About six months ago, a guest on Antiques Roadshow was shocked to discover that two 19th-century watercolor paintings purchased by her great-grandmother could be worth six figures. The revelation occurred when the hit PBS show made a stop in Arkansas, where the owner of the paintings explained that the art had been in her family for “probably 150 years.” She loved the works so much, she made copies of the paintings to hang in her office at the university where she worked, before safely storing the originals.
She said: “One of the art history professors came in one day and she saw the works, and she goes, “Oh, I didn’t know we had any Winslow Homers in our collection.’
“I just about fell out on the floor, and I said, ‘Well … those belong to me.”’
Show appraiser Betty Krulik revealed the history of the artwork: “Winslow Homer [American, 1836–1910] started working in watercolor in about 1873 in Gloucester. These works date from slightly later, about 1878.

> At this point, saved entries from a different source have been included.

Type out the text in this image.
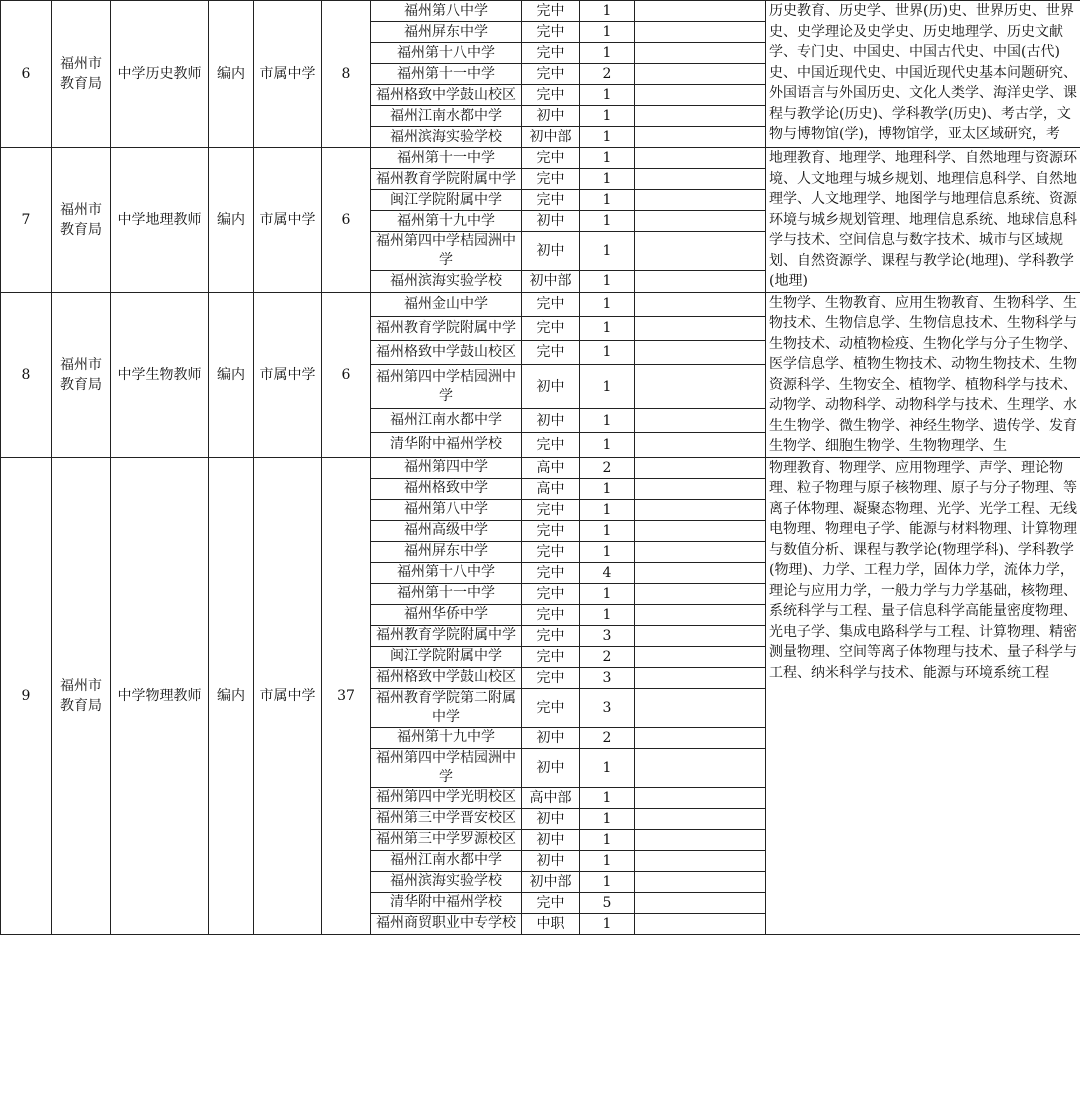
6	福州市教育局	中学历史教师	编内	市属中学	8	福州第八中学	完中	1		历史教育、历史学、世界(历)史、世界历史、世界史、史学理论及史学史、历史地理学、历史文献学、专门史、中国史、中国古代史、中国(古代)史、中国近现代史、中国近现代史基本问题研究、外国语言与外国历史、文化人类学、海洋史学、课程与教学论(历史)、学科教学(历史)、考古学，文物与博物馆(学)，博物馆学，亚太区域研究，考
						福州屏东中学	完中	1		
						福州第十八中学	完中	1		
						福州第十一中学	完中	2		
						福州格致中学鼓山校区	完中	1		
						福州江南水都中学	初中	1		
						福州滨海实验学校	初中部	1		
7	福州市教育局	中学地理教师	编内	市属中学	6	福州第十一中学	完中	1		地理教育、地理学、地理科学、自然地理与资源环境、人文地理与城乡规划、地理信息科学、自然地理学、人文地理学、地图学与地理信息系统、资源环境与城乡规划管理、地理信息系统、地球信息科学与技术、空间信息与数字技术、城市与区域规划、自然资源学、课程与教学论(地理)、学科教学(地理)
						福州教育学院附属中学	完中	1		
						闽江学院附属中学	完中	1		
						福州第十九中学	初中	1		
						福州第四中学桔园洲中学	初中	1		
						福州滨海实验学校	初中部	1		
8	福州市教育局	中学生物教师	编内	市属中学	6	福州金山中学	完中	1		生物学、生物教育、应用生物教育、生物科学、生物技术、生物信息学、生物信息技术、生物科学与生物技术、动植物检疫、生物化学与分子生物学、医学信息学、植物生物技术、动物生物技术、生物资源科学、生物安全、植物学、植物科学与技术、动物学、动物科学、动物科学与技术、生理学、水生生物学、微生物学、神经生物学、遗传学、发育生物学、细胞生物学、生物物理学、生
						福州教育学院附属中学	完中	1		
						福州格致中学鼓山校区	完中	1		
						福州第四中学桔园洲中学	初中	1		
						福州江南水都中学	初中	1		
						清华附中福州学校	完中	1		
9	福州市教育局	中学物理教师	编内	市属中学	37	福州第四中学	高中	2		物理教育、物理学、应用物理学、声学、理论物理、粒子物理与原子核物理、原子与分子物理、等离子体物理、凝聚态物理、光学、光学工程、无线电物理、物理电子学、能源与材料物理、计算物理与数值分析、课程与教学论(物理学科)、学科教学(物理)、力学、工程力学，固体力学，流体力学，理论与应用力学，一般力学与力学基础，核物理、系统科学与工程、量子信息科学高能量密度物理、光电子学、集成电路科学与工程、计算物理、精密测量物理、空间等离子体物理与技术、量子科学与工程、纳米科学与技术、能源与环境系统工程
						福州格致中学	高中	1		
						福州第八中学	完中	1		
						福州高级中学	完中	1		
						福州屏东中学	完中	1		
						福州第十八中学	完中	4		
						福州第十一中学	完中	1		
						福州华侨中学	完中	1		
						福州教育学院附属中学	完中	3		
						闽江学院附属中学	完中	2		
						福州格致中学鼓山校区	完中	3		
						福州教育学院第二附属中学	完中	3		
						福州第十九中学	初中	2		
						福州第四中学桔园洲中学	初中	1		
						福州第四中学光明校区	高中部	1		
						福州第三中学晋安校区	初中	1		
						福州第三中学罗源校区	初中	1		
						福州江南水都中学	初中	1		
						福州滨海实验学校	初中部	1		
						清华附中福州学校	完中	5		
						福州商贸职业中专学校	中职	1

“The medium of the one closest to you [Boy and Girl on a Swing] is pure watercolor. There might be some pencil underdrawing that’s very faint. It has lost color. We call that light struck. There were times when he painted in very pale washes but this is a little paler than usual.”

Sharing her expert opinion, she said: “I’m going to value them as though they are by the artist. They look absolutely right to me. In my opinion, they’re signed with every stroke of the brush. The little boy and girl on the swing is probably worth about $30,000 to $50,000. That’s fair market value. That would be the range you might get in an auction. I would insure it for about $70,000.”
Krulik determined the second painting had an even higher value: ‘The one of the boy and girl at the well has the pencil underdrawing the watercolor. And then these touches of gouache, they’re just perfect 1878 Winslow Homers.
“This one is in much better condition. It has not lost color. And you can actually see that the opening goes to the very edge, that there might-might be a little bit of what we call acid burn … from the old frame where it’s darkened at the very edge. But you can see that the color hasn’t really changed. You get that full range of the greens. What might have happened, though, is that the paper might have darkened very slightly. And you can see [in places] where the gouache has protected the original color of the paper, the kind of buff tone.
“For this one, an auction estimate would be about $150,000 to $200,000. And I’d insure it for closer to $250,000.”
In fact, the works were auctioned by Christie’s on January 23, with Boy and Girl at a Well (1879) sold for $113,400, including fees, and Boy and Girl on a Swing (1879) sold for $75,600, also including fees.